Here’s the list of questions I emailed to the FI rep in DC.

  • How many companies have started FI (specific to DC with years/sessions would be ideal, but even an overall metric would be useful)?
  • It is my understanding that some companies are “asked to leave the program.” How many companies have been asked to leave?
    • What are the primary reasons for those companies being asked to leave?
  • It is also my understanding FI requires “sufficient progress in product development every week” — what is the definition and/or metric(s) used to determine what is or is not sufficient progress?
  • How many companies leave of their own volition?
  • How many companies received funding at the end of the FI program?
  • How many companies received funding within one year of the end of the FI program?
  • How many companies are still active after one year of the end of the FI program?
  • How many companies are still active after two years of the end of the FI program?
  • Of the companies who have been through FI, what levels of growth did they achieve after the program (measured through such metrics as increased gross revenue, increased net revenue, increased FTEs, increased valuation, et al)?

I am including the list of questions so you can judge for yourself as to whether or not my inquiries were over the line.
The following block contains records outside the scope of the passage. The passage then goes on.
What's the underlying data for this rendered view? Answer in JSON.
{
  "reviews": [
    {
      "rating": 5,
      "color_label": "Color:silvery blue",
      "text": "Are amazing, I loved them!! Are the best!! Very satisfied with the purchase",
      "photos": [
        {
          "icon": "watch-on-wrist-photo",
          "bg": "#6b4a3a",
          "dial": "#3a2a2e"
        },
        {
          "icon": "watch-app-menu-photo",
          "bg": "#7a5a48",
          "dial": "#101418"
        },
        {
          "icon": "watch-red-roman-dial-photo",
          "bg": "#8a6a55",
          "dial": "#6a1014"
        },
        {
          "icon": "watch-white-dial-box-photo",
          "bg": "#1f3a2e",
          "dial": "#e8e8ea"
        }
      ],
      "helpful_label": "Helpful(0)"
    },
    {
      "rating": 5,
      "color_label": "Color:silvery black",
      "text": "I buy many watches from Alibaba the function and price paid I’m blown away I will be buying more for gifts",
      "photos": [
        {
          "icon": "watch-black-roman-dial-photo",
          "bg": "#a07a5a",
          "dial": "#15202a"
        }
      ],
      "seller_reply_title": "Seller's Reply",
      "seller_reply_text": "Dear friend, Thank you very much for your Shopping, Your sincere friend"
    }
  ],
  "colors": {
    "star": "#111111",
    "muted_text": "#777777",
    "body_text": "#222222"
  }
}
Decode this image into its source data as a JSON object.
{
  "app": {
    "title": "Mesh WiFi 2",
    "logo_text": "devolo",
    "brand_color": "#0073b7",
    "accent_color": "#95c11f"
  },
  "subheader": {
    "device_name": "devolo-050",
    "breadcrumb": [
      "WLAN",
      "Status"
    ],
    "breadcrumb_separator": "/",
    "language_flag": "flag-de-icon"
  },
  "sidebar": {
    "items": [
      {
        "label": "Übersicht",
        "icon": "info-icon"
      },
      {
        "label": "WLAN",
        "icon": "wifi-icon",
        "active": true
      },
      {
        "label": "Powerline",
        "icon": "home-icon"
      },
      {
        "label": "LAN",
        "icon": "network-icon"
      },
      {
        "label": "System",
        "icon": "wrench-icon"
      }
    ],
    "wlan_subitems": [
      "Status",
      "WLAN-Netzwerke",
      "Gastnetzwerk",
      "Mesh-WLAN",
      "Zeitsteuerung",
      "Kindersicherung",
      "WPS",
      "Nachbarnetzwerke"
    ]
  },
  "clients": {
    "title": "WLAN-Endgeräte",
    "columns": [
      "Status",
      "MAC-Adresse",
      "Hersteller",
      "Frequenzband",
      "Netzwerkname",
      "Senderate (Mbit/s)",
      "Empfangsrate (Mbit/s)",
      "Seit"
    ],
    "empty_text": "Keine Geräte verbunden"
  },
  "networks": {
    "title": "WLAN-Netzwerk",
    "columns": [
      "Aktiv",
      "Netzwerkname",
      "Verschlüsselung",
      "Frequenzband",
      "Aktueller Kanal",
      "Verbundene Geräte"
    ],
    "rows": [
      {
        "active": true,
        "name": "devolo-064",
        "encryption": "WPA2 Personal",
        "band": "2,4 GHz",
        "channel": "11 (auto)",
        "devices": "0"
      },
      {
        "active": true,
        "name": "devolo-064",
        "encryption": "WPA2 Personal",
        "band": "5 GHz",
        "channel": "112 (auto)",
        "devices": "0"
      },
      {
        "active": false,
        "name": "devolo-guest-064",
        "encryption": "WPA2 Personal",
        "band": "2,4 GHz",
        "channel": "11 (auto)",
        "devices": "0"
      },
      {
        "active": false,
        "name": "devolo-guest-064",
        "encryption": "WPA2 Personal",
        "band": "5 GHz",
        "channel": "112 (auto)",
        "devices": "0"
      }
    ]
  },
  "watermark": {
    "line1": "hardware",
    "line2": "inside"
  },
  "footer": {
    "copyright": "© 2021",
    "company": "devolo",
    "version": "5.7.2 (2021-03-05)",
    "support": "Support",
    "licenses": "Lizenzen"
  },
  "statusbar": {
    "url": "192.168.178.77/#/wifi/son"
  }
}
Actually, if you think they were over the line, I’d love to hear from you as to which questions you believe to be out of bounds why you hold that opinion.

Here is the response from the DC rep:

All of the information that you need to make an informed decision is available on the site. It sounds like you are having some second thoughts. If that is the case, then the program is probably not a good fit. Best of luck with your decision.

Just in case you think that may be a local aberration, here’s the response from a very high up person at the national organization:

The Founder Institute program may not be a good fit. It’s quite hard and time consuming, and you seem further along than idea stage. You have great potential and did very well on the Admissions Test. We wish you the best of luck with your startup! Thank for applying.

If any rep from FI had attempted to answer any of the questions — even if some (but not all) of the answers had been something along the lines of “we’re not going to state why companies are asked to leave [for example] due to reasons of confidentiality and proprietary information regarding the FI process” — I may have continued into the program. As it stands now, my take away from both responses basically boils down to “You’re asking questions? Go away.”